Re: the poll's question about sex, "Jack" said, "In heaven, they make love; on Earth, they have sex; in Hell, they ****."

Date: 2010-08-26 10:49 pm (UTC)

Date: 2010-08-27 12:32 am (UTC)
From: [identity profile] relee.livejournal.com
[I thought you lived in Michigan?]

Date: 2010-08-27 12:36 am (UTC)
From: [identity profile] sythyry.livejournal.com
[Westchester, NY.]

Date: 2010-08-27 12:38 am (UTC)
From: [identity profile] relee.livejournal.com
Yeah that was the Seven Mounting Heavens of Celestia. The idea is that you gradually climb the mountain while perfecting yourself, untill you reach the top where the perfect being is and unite with it. Though, not everybody makes it that far up, and it takes forever anyways. Some people just fade into the landscape and 'sleep' and others become Archons.
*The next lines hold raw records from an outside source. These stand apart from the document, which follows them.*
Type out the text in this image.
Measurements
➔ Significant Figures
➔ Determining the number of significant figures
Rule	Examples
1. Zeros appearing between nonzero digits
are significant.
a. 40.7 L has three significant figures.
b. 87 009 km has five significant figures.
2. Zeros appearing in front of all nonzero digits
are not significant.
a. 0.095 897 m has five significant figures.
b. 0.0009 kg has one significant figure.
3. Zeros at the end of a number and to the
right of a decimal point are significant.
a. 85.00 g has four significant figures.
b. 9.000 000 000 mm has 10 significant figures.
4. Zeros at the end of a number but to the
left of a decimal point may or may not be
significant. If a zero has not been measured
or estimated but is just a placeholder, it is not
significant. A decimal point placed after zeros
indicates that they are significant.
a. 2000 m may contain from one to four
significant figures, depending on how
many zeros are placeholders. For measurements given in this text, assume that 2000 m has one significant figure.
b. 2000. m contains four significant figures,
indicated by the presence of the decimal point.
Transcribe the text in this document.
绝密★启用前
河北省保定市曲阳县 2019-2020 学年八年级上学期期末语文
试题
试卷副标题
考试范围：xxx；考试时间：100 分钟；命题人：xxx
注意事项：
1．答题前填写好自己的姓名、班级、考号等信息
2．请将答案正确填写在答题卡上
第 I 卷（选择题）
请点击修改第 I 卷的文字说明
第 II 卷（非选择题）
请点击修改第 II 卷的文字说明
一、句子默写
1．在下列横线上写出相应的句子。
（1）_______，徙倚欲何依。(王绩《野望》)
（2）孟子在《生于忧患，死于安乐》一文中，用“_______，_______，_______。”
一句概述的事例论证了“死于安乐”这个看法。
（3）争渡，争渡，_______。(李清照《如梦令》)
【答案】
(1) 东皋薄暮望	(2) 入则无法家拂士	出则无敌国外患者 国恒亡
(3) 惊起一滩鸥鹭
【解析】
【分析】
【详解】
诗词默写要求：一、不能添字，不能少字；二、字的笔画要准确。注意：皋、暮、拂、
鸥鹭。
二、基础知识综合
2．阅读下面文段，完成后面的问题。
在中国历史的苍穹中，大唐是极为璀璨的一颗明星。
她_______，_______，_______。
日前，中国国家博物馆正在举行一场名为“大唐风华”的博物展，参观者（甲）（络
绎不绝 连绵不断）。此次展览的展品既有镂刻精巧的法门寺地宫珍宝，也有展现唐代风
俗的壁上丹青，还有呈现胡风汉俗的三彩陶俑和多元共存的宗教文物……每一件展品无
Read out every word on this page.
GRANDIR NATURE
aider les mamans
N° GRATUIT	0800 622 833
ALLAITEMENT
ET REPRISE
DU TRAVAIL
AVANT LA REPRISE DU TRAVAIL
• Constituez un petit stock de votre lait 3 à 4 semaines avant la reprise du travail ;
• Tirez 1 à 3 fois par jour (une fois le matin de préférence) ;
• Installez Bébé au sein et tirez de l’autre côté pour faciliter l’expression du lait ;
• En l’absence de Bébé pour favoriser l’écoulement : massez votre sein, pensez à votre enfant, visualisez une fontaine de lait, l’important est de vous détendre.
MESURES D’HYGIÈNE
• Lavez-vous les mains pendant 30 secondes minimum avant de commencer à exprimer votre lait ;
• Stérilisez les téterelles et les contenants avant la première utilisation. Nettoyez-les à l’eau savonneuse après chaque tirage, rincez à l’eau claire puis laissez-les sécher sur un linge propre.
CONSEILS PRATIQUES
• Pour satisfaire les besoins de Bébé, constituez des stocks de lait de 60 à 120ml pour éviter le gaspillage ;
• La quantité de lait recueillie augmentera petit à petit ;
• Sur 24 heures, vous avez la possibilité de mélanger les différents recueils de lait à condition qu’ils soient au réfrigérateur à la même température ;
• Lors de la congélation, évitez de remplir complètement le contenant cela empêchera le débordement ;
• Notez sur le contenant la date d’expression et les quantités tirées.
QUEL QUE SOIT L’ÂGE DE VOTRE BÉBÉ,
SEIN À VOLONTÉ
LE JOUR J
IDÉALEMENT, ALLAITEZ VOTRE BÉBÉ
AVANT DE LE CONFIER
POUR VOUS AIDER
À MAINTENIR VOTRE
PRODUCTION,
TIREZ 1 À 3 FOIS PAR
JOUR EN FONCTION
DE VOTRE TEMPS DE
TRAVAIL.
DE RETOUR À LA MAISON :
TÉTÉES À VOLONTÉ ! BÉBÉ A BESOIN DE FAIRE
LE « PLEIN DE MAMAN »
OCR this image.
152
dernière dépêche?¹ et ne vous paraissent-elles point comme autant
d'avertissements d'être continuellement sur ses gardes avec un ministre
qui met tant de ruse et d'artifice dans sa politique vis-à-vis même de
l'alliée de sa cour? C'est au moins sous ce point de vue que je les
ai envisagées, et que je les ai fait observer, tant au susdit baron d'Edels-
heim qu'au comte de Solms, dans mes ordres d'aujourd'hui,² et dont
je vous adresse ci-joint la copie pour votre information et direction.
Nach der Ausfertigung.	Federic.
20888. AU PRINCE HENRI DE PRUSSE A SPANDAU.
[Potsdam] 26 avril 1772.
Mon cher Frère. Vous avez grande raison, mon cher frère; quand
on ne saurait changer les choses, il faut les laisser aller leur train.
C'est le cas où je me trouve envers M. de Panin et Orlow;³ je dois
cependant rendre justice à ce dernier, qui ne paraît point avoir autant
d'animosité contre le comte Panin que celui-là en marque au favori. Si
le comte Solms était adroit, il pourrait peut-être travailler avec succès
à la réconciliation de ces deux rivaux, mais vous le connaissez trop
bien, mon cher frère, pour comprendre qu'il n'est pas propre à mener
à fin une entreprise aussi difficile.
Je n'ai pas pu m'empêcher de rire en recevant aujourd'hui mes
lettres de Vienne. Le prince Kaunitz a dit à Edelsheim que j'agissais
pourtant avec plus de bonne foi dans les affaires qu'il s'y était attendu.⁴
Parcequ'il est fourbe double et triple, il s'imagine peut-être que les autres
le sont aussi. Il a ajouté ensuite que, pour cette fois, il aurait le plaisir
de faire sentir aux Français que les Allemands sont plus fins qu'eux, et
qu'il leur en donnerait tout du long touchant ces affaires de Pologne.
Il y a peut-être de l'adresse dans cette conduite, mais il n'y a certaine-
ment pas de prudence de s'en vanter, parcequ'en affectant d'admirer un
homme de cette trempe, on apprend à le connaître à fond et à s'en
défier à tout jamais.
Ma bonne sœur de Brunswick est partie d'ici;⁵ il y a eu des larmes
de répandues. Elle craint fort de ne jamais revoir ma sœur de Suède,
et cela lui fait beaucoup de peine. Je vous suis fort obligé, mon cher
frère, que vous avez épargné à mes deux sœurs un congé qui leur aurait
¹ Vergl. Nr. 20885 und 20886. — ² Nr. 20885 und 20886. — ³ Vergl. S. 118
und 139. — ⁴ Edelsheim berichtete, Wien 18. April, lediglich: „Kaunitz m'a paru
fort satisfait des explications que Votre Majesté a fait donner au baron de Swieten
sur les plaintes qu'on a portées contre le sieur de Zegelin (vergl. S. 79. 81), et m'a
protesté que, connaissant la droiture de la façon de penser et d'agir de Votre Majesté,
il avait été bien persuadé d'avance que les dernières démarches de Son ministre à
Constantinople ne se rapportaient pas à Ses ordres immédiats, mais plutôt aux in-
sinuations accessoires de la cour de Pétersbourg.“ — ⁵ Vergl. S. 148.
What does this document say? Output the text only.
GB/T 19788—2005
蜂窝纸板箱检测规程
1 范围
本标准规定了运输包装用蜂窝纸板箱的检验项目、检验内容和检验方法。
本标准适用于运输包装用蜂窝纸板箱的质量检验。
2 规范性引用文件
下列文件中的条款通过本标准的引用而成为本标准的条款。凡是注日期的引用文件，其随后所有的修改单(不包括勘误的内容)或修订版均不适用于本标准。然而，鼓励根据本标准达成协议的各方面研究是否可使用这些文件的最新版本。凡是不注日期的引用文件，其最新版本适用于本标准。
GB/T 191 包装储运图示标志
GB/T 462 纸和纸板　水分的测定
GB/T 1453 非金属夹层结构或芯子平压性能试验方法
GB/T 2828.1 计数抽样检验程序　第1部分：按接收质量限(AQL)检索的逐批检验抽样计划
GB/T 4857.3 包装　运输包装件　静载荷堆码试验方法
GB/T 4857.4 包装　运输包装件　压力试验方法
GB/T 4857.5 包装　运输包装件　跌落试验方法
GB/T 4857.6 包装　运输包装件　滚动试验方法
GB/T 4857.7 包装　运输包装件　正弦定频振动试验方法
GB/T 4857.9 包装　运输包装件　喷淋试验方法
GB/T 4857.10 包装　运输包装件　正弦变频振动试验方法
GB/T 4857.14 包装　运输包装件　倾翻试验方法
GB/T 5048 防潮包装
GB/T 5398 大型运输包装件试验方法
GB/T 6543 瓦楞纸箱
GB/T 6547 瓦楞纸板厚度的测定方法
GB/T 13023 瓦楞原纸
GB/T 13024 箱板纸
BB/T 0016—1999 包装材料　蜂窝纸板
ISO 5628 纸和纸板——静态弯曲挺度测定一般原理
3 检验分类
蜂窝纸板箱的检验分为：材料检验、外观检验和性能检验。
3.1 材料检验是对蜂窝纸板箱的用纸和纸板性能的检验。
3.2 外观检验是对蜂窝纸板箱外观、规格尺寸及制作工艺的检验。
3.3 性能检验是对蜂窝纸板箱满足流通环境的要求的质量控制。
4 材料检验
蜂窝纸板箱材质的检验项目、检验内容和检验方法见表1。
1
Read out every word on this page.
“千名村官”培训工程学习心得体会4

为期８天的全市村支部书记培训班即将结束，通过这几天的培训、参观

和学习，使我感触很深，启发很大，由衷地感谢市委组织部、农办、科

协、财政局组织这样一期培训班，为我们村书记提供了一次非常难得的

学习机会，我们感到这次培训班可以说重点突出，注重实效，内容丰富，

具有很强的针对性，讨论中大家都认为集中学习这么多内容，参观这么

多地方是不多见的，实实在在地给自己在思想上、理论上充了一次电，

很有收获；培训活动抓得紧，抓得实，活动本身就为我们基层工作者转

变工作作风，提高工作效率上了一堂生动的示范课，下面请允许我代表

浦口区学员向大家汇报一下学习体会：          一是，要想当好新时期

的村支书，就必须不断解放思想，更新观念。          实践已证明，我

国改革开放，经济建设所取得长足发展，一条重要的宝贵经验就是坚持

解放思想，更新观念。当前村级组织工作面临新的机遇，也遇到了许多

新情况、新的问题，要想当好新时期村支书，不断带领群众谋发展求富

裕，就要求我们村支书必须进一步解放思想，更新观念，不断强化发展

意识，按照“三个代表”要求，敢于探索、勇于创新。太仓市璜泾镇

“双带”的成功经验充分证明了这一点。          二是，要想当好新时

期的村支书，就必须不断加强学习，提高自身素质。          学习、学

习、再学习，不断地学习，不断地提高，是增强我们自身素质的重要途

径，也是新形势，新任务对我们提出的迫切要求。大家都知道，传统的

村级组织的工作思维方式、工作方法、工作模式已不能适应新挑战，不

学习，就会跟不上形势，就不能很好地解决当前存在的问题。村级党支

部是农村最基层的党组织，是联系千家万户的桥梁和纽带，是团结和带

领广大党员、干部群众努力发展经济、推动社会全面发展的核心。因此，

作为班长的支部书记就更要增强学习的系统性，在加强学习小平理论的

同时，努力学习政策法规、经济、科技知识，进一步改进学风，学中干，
Order of the Stick are pretty true to their source. They even made sure to make the Planetars green.

Date: 2010-08-27 12:39 am (UTC)
From: [identity profile] relee.livejournal.com
[Sarnia, ON. For disclosure. Westchester is a dorkishly british name. I like it.]

Date: 2010-08-27 06:11 am (UTC)
From: [identity profile] archai.livejournal.com
Help! Where's my 'unnecessary BUT available' option? I need this for things like food! You don't have to eat, but what's the point of heaven if you can never have friends over for dinner or create food as an edible art form?

Date: 2010-08-27 07:50 am (UTC)
From: [identity profile] sythyry.livejournal.com
Most of the others will do for that...

Date: 2010-08-27 08:09 am (UTC)
From: [identity profile] archai.livejournal.com
Yes, but with caveats. Implicit necessity, for instance!